(Reuters) -The U.S. economy grew more slowly in the first quarter than previously estimated after downward revisions to consumer spending, the Commerce Department reported on Thursday.
Gross domestic product – the broadest measure of economic activity – grew at an 1.3% annualized rate from January through March, down from the advance estimate of 1.6% and notably slower than the 3.4% pace in the final three months of 2023.
The downgrade of first-quarter growth followed recent softness in readings of retail sales and equipment spending.
A measure of inflation during the first quarter was revised down to 3.3% from 3.4%, the stiffest quarterly price-pressure growth in a year. After easing through much of last year, measures of inflation came in higher than expected to start 2024, driving Federal Reserve policymakers to push back expectations for when they’ll be able to pivot to interest rate cuts.
U.S. Treasury yields ticked lower after the modest downward revision to inflation in the first quarter, and equity index futures pared losses ahead of the opening bell on Wall Street.
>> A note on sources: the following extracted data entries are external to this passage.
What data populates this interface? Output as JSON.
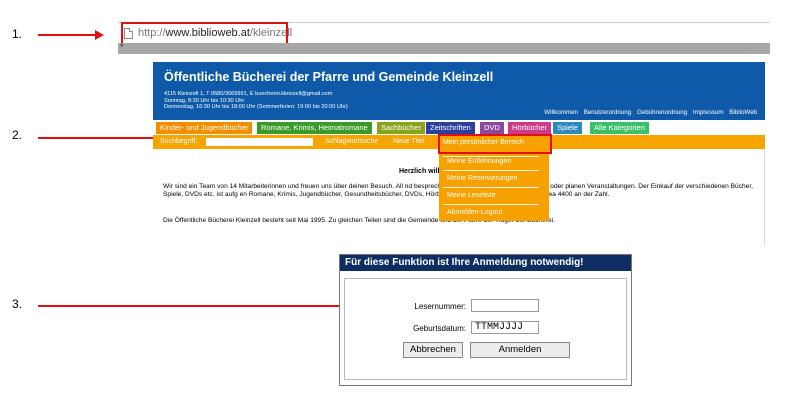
{
  "steps": [
    "1.",
    "2.",
    "3."
  ],
  "colors": {
    "header": "#0f5aa8",
    "orange": "#f6a100",
    "highlight": "#e01010",
    "dialog_title": "#0e2e63"
  },
  "browser": {
    "url_prefix": "http://",
    "url_domain": "www.biblioweb.at",
    "url_path": "/kleinzell"
  },
  "site": {
    "title": "Öffentliche Bücherei der Pfarre und Gemeinde Kleinzell",
    "address": [
      "4115 Kleinzell 1, T 0680/3069991, E buecherei.kleinzell@gmail.com",
      "Sonntag, 8:30 Uhr bis 10:30 Uhr",
      "Donnerstag, 16:30 Uhr bis 18:00 Uhr (Sommerferien: 19:00 bis 20:00 Uhr)"
    ],
    "toplinks": [
      "Willkommen",
      "Benutzerordnung",
      "Gebührenordnung",
      "Impressum",
      "BiblioWeb"
    ],
    "categories": [
      "Kinder- und Jugendbücher",
      "Romane, Krimis, Heimatromane",
      "Sachbücher",
      "Zeitschriften",
      "DVD",
      "Hörbücher",
      "Spiele",
      "Alle Kategorien"
    ],
    "search": {
      "label": "Suchbegriff:",
      "advanced": "Schlagwortsuche",
      "new_titles": "Neue Titel"
    },
    "welcome": "Herzlich willkom",
    "body_1": "Wir sind ein Team von 14 Mitarbeiterinnen und freuen uns über deinen Besuch. All                                                              nd besprechen, was anfällt bzw. sortieren Bücher oder planen Veranstaltungen. Der Einkauf der verschiedenen Bücher, Spiele, DVDs etc. ist aufg                                                             en Romane, Krimis, Jugendbücher, Gesundheitsbücher, DVDs, Hörbücher und Spiele entlehnt werden, etwa 4400 an der Zahl.",
    "body_2": "Die Öffentliche Bücherei Kleinzell besteht seit Mai 1995. Zu gleichen Teilen sind die Gemeinde und die Pfarre der Träger der Bücherei.",
    "dropdown": [
      "Mein persönlicher Bereich",
      "Meine Entlehnungen",
      "Meine Reservierungen",
      "Meine Leseliste",
      "Abmelden-Logout"
    ]
  },
  "login": {
    "title": "Für diese Funktion ist Ihre Anmeldung notwendig!",
    "reader_label": "Lesernummer:",
    "reader_value": "",
    "birth_label": "Geburtsdatum:",
    "birth_value": "TTMMJJJJ",
    "cancel": "Abbrechen",
    "login": "Anmelden"
  }
}
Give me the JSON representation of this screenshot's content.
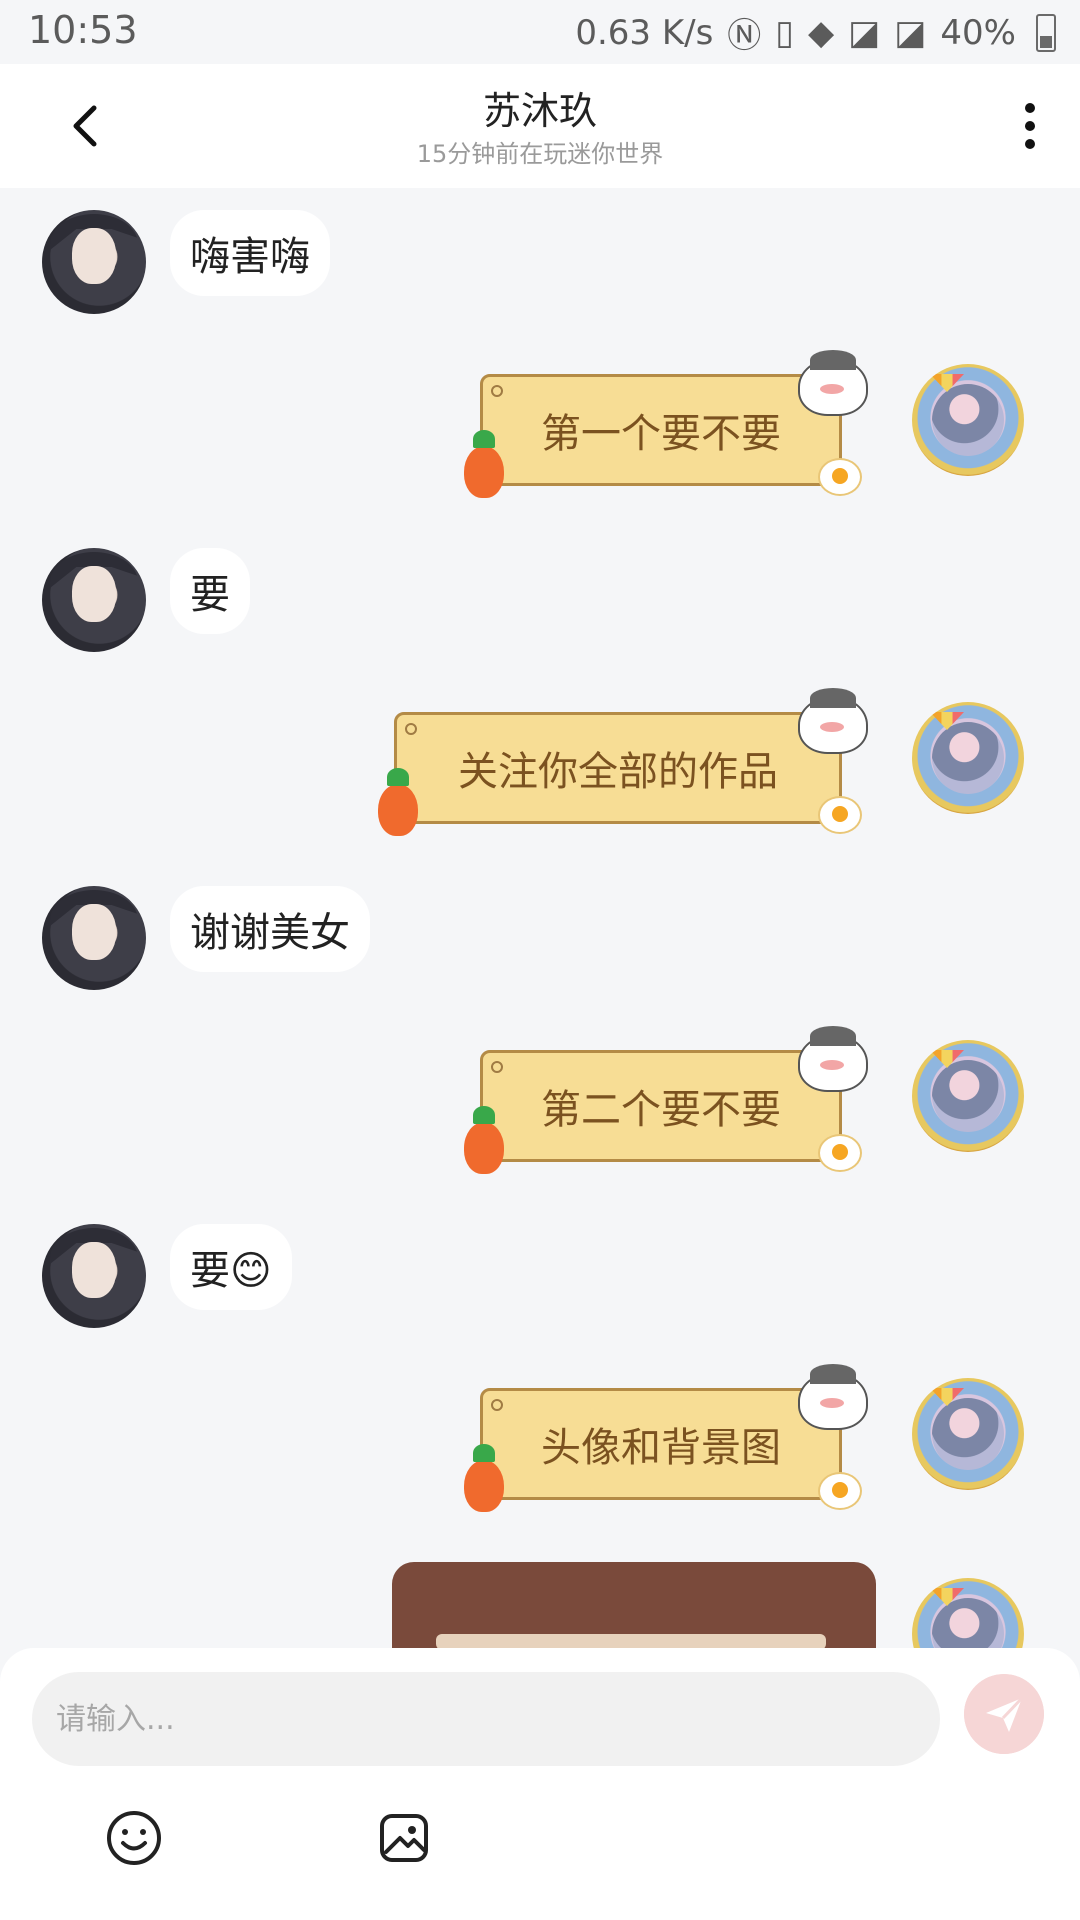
{
  "status_bar": {
    "time": "10:53",
    "network_speed": "0.63 K/s",
    "battery": "40%"
  },
  "header": {
    "title": "苏沐玖",
    "subtitle": "15分钟前在玩迷你世界"
  },
  "messages": [
    {
      "side": "left",
      "text": "嗨害嗨"
    },
    {
      "side": "right",
      "text": "第一个要不要"
    },
    {
      "side": "left",
      "text": "要"
    },
    {
      "side": "right",
      "text": "关注你全部的作品"
    },
    {
      "side": "left",
      "text": "谢谢美女"
    },
    {
      "side": "right",
      "text": "第二个要不要"
    },
    {
      "side": "left",
      "text": "要😊"
    },
    {
      "side": "right",
      "text": "头像和背景图"
    },
    {
      "side": "right",
      "type": "image"
    }
  ],
  "input": {
    "placeholder": "请输入..."
  },
  "toolbar": {
    "emoji_icon": "emoji-icon",
    "image_icon": "image-icon",
    "send_icon": "send-icon"
  },
  "colors": {
    "background": "#f5f6f8",
    "bubble_left": "#ffffff",
    "bubble_right": "#f7dd95",
    "bubble_right_text": "#7b5220",
    "send_button": "#f6d6d6"
  }
}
The downward revision to GDP brings the first-quarter’s growth rate to the lowest since the second quarter of 2022, when the economy contracted, and leaves output below the 1.8% rate that officials at the Fed see as its longer-run, noninflationary potential.
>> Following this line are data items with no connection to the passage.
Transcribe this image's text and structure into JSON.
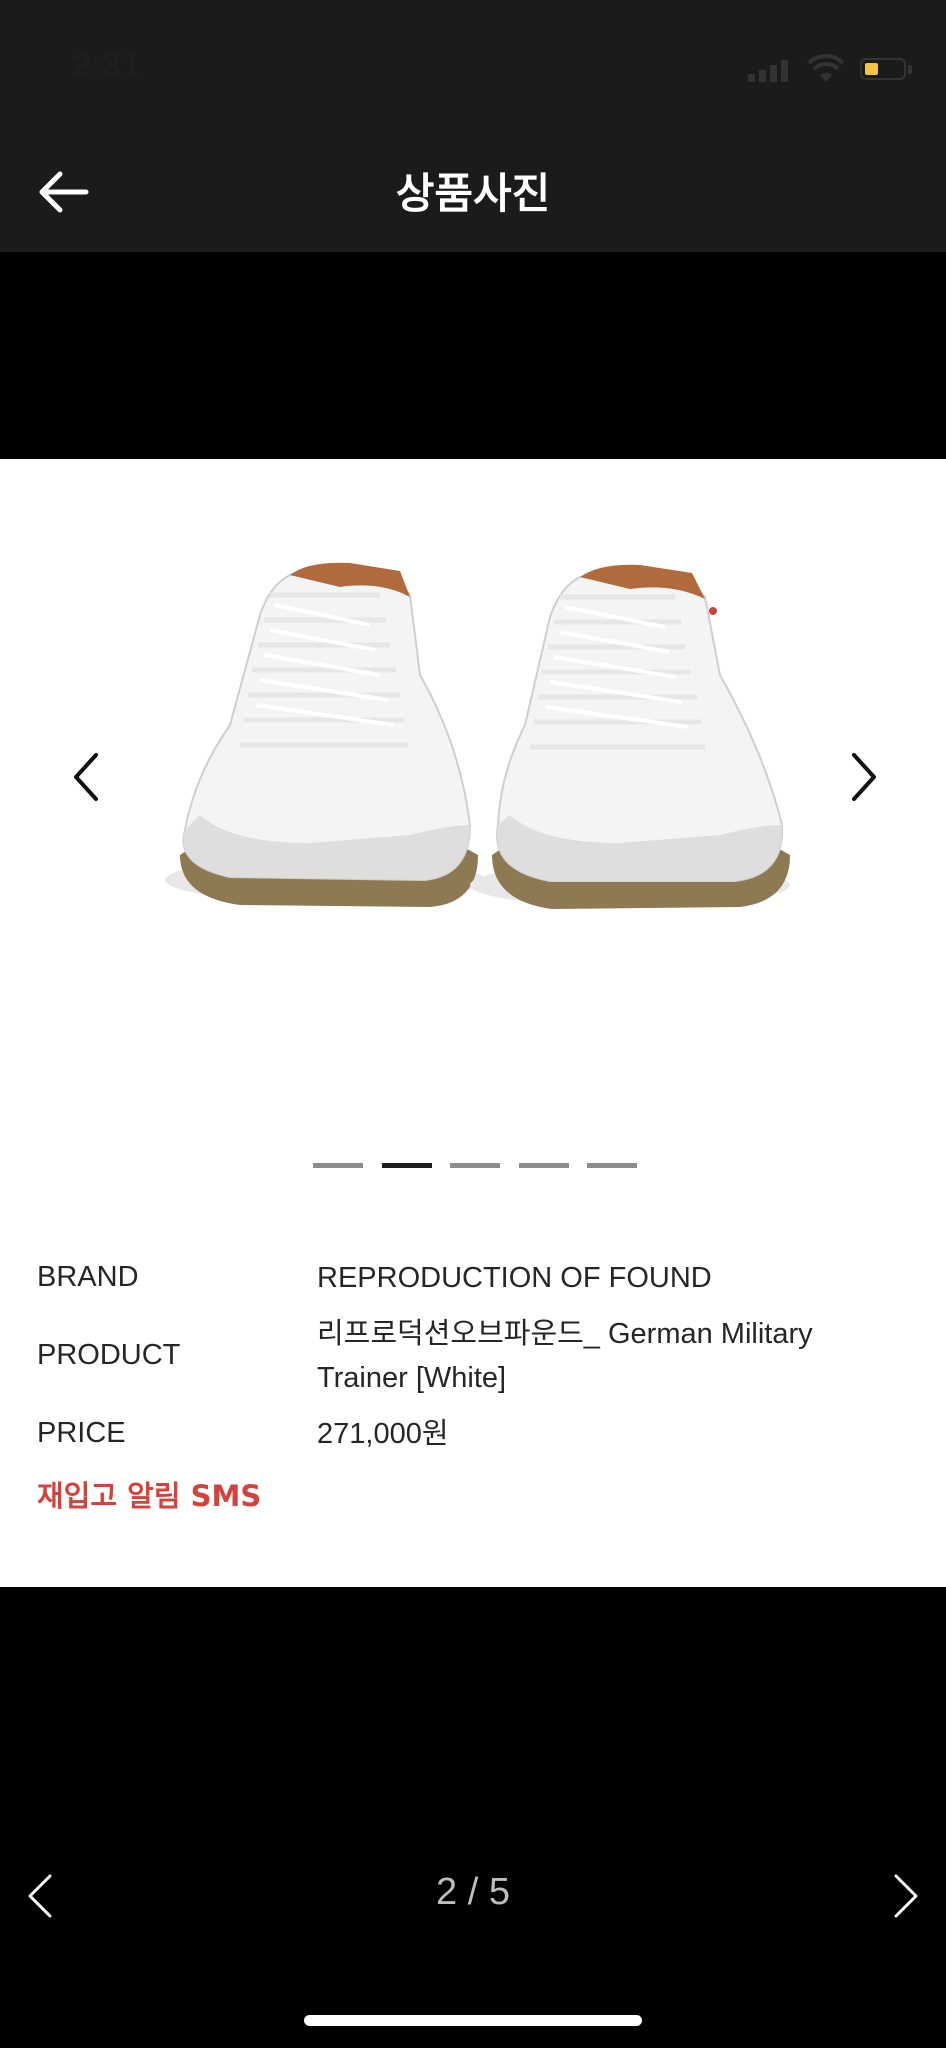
{
  "status_bar": {
    "time": "2:31",
    "signal_icon": "cellular-signal-icon",
    "wifi_icon": "wifi-icon",
    "battery_icon": "battery-icon",
    "battery_level": 0.3,
    "battery_color": "#f4c541"
  },
  "nav": {
    "title": "상품사진",
    "back_icon": "arrow-left-icon"
  },
  "product": {
    "image": "white-sneakers-image",
    "carousel": {
      "prev_icon": "chevron-left-icon",
      "next_icon": "chevron-right-icon",
      "dot_count": 5,
      "active_dot": 2
    },
    "brand_label": "BRAND",
    "brand_value": "REPRODUCTION OF FOUND",
    "product_label": "PRODUCT",
    "product_value_line1": "리프로덕션오브파운드_ German Military",
    "product_value_line2": "Trainer [White]",
    "price_label": "PRICE",
    "price_value": "271,000원",
    "restock_link": "재입고 알림 SMS",
    "restock_color": "#d4433a"
  },
  "pager": {
    "prev_icon": "chevron-left-icon",
    "next_icon": "chevron-right-icon",
    "count": "2 / 5"
  }
}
The soft start to the year is not expected to have persisted into the current second quarter, however, thanks in part to continued strength in the job market.
JOBLESS CLAIMS STILL LOW
The number of Americans filing new claims for unemployment benefits ticked higher last week, the Labor Department said also on Thursday, but underlying strength in the labor market still shows signs of persisting and should continue to support the economy.
Initial claims for state unemployment benefits rose 3,000 to a seasonally adjusted 219,000 for the week ended May 25. Economists polled by Reuters had forecast 218,000 claims.
The so-called continuing claims tracking those who collect benefits beyond the first week rose 4,000 to a seasonally adjusted 1.791 million during the week ending May 18, the claims report showed.
The labor market is steadily rebalancing in the wake of 525 basis points worth of interest rate hikes from the Federal Reserve since March 2022 to slow demand in the overall economy.